Eric Flannum: I think that is a problem, not for every game out there but certainly for a lot of games. If you look at certain successful MMOs like EVE Online or the original Guild Wars, those are games that did things differently. We sold six million copies of Guild Wars 1 and we were certainly a game that took a lot of chances.
Now, one of the arguments we came up against was whether Guild Wars 1 was really an MMO, and that was one of the things that we wanted to change, the perception that we weren't an MMO and that that was why we could get away with not charging a monthly fee. So that was one of the goals of Guild Wars 2, to say hey, here's an MMO - watch how we can build an MMO and not have to charge a monthly fee.
It's very easy for people to fall into this trap of not wanting to take chances. MMOs are huge investments in both time and money, they're one of the most costly types of games to make - maybe the most complicated and costly games to make. When you consider that, it's really easy to become extremely risk averse. We decided early on: let's be different, let's examine all of the issues that we see with the current MMO market and let's try to make a game that addresses all of those.
Mike O'Brien: It's not just a risk averse MMO industry, it's a risk averse game industry, and that was why we founded ArenaNet - we wanted to bring players new experiences. We believed at the end of the day that gaming is all about experiencing new things.
Q. You mention in the manifesto that Guild Wars 2 isn't designed to "suck your life away" - do you think certain MMOs, like World of Warcraft, are engineered to be as addictive as possible?

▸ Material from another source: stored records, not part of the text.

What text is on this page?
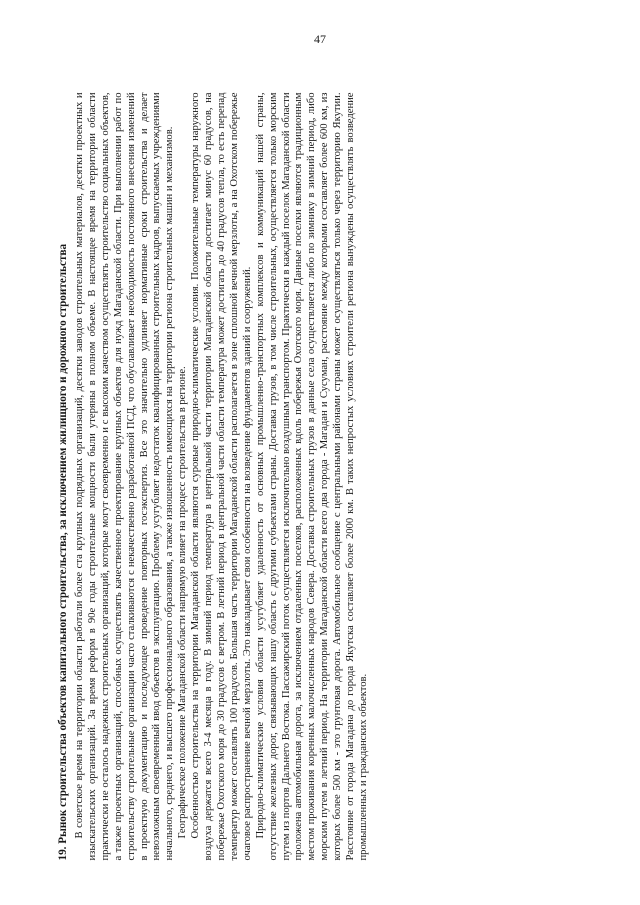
19. Рынок строительства объектов капитального строительства, за исключением жилищного и дорожного строительства В советское время на территории области работали более ста крупных подрядных организаций, десятки заводов строительных материалов, десятки проектных и изыскательских организаций. За время реформ в 90е годы строительные мощности были утеряны в полном объеме. В настоящее время на территории области практически не осталось надежных строительных организаций, которые могут своевременно и с высоким качеством осуществлять строительство социальных объектов, а также проектных организаций, способных осуществлять качественное проектирование крупных объектов для нужд Магаданской области. При выполнении работ по строительству строительные организации часто сталкиваются с некачественно разработанной ПСД, что обуславливает необходимость постоянного внесения изменений в проектную документацию и последующее проведение повторных госэкспертиз. Все это значительно удлиняет нормативные сроки строительства и делает невозможным своевременный ввод объектов в эксплуатацию. Проблему усугубляет недостаток квалифицированных строительных кадров, выпускаемых учреждениями начального, среднего, и высшего профессионального образования, а также изношенность имеющихся на территории региона строительных машин и механизмов. Географическое положение Магаданской области напрямую влияет на процесс строительства в регионе. Особенностью строительства на территории Магаданской области являются суровые природно-климатические условия. Положительные температуры наружного воздуха держатся всего 3-4 месяца в году. В зимний период температура в центральной части территории Магаданской области достигает минус 60 градусов, на побережье Охотского моря до 30 градусов с ветром. В летний период в центральной части области температура может достигать до 40 градусов тепла, то есть перепад температур может составлять 100 градусов. Большая часть территории Магаданской области располагается в зоне сплошной вечной мерзлоты, а на Охотском побережье очаговое распространение вечной мерзлоты. Это накладывает свои особенности на возведение фундаментов зданий и сооружений. Природно-климатические условия области усугубляет удаленность от основных промышленно-транспортных комплексов и коммуникаций нашей страны, отсутствие железных дорог, связывающих нашу область с другими субъектами страны. Доставка грузов, в том числе строительных, осуществляется только морским путем из портов Дальнего Востока. Пассажирский поток осуществляется исключительно воздушным транспортом. Практически в каждый поселок Магаданской области проложена автомобильная дорога, за исключением отдаленных поселков, расположенных вдоль побережья Охотского моря. Данные поселки являются традиционным местом проживания коренных малочисленных народов Севера. Доставка строительных грузов в данные села осуществляется либо по зимнику в зимний период, либо морским путем в летний период. На территории Магаданской области всего два города - Магадан и Сусуман, расстояние между которыми составляет более 600 км, из которых более 500 км - это грунтовая дорога. Автомобильное сообщение с центральными районами страны может осуществляться только через территорию Якутии. Расстояние от города Магадана до города Якутска составляет более 2000 км. В таких непростых условиях строители региона вынуждены осуществлять возведение промышленных и гражданских объектов.

47
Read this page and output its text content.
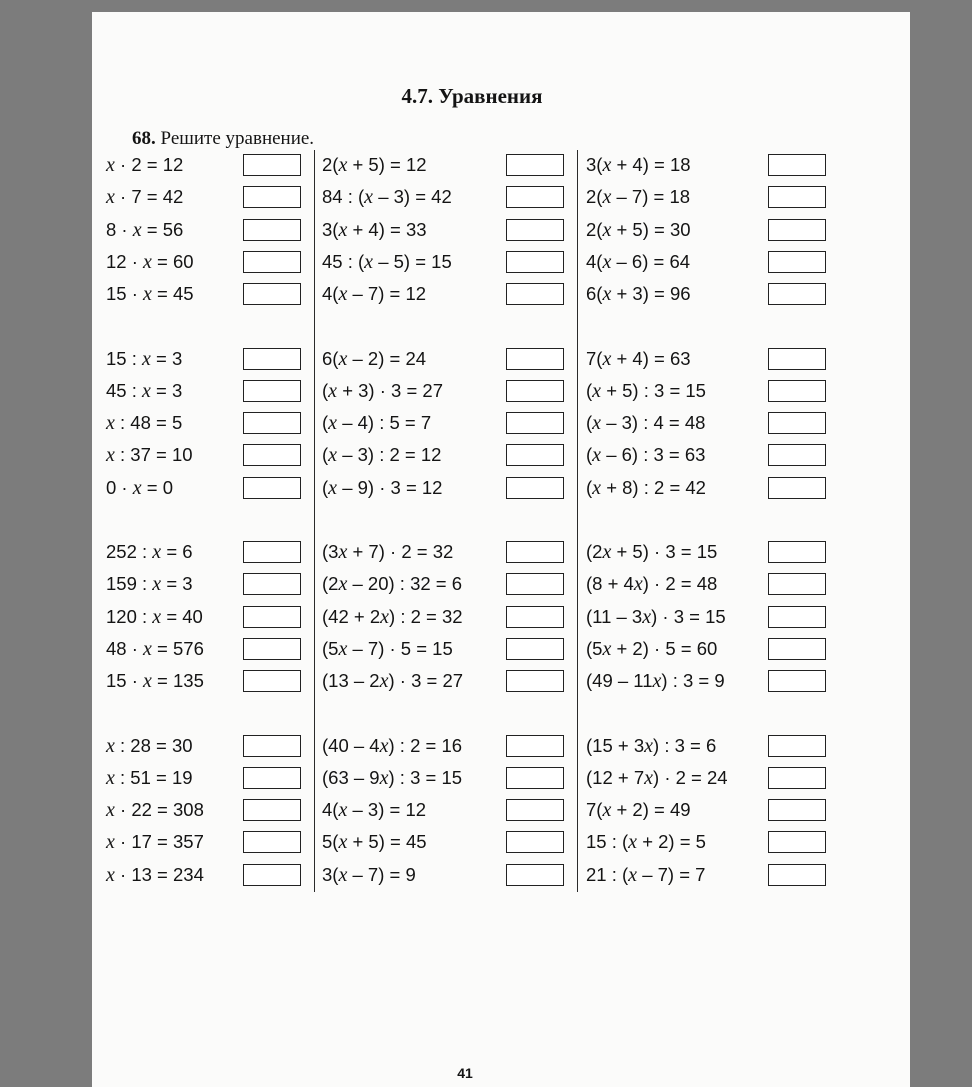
4.7. Уравнения
68. Решите уравнение.
x · 2 = 12
x · 7 = 42
8 · x = 56
12 · x = 60
15 · x = 45
15 : x = 3
45 : x = 3
x : 48 = 5
x : 37 = 10
0 · x = 0
252 : x = 6
159 : x = 3
120 : x = 40
48 · x = 576
15 · x = 135
x : 28 = 30
x : 51 = 19
x · 22 = 308
x · 17 = 357
x · 13 = 234
2(x + 5) = 12
84 : (x – 3) = 42
3(x + 4) = 33
45 : (x – 5) = 15
4(x – 7) = 12
6(x – 2) = 24
(x + 3) · 3 = 27
(x – 4) : 5 = 7
(x – 3) : 2 = 12
(x – 9) · 3 = 12
(3x + 7) · 2 = 32
(2x – 20) : 32 = 6
(42 + 2x) : 2 = 32
(5x – 7) · 5 = 15
(13 – 2x) · 3 = 27
(40 – 4x) : 2 = 16
(63 – 9x) : 3 = 15
4(x – 3) = 12
5(x + 5) = 45
3(x – 7) = 9
3(x + 4) = 18
2(x – 7) = 18
2(x + 5) = 30
4(x – 6) = 64
6(x + 3) = 96
7(x + 4) = 63
(x + 5) : 3 = 15
(x – 3) : 4 = 48
(x – 6) : 3 = 63
(x + 8) : 2 = 42
(2x + 5) · 3 = 15
(8 + 4x) · 2 = 48
(11 – 3x) · 3 = 15
(5x + 2) · 5 = 60
(49 – 11x) : 3 = 9
(15 + 3x) : 3 = 6
(12 + 7x) · 2 = 24
7(x + 2) = 49
15 : (x + 2) = 5
21 : (x – 7) = 7
41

Mike O'Brien: I'm not going to speak specifically about any one MMO, but I definitely think that there's a whole batch of MMOs out there that are crafted to have very precise reward schedules, where a lot of the focus of the game is on anticipating the next reward. And that's where it starts to turn into grinding - having to play monotonously to get to the next reward. Throughout ArenaNet's history we've been focused on the moment-to-moment gameplay. Players should be able to get to the fun part of the game as soon as they sit down and play. Let's give players something meaningful in half an hour.
Eric Flannum: We released this graph which shows the typical MMO levelling progression as a kind of ever-increasing curve, the higher the level you are the more time it takes you to get to the next level, to the point where, in old school MMOs certainly, you're taking a week to go up a level. Our graph shows a similar kind of progression right at the beginning and then a flattening off. There's a hypothetical time period after which levelling simply takes too long and we never want to go past that. We're tweaking the numbers, but we're thinking it won't be much more than an hour and a half between levels, or somewhere in that neighbourhood.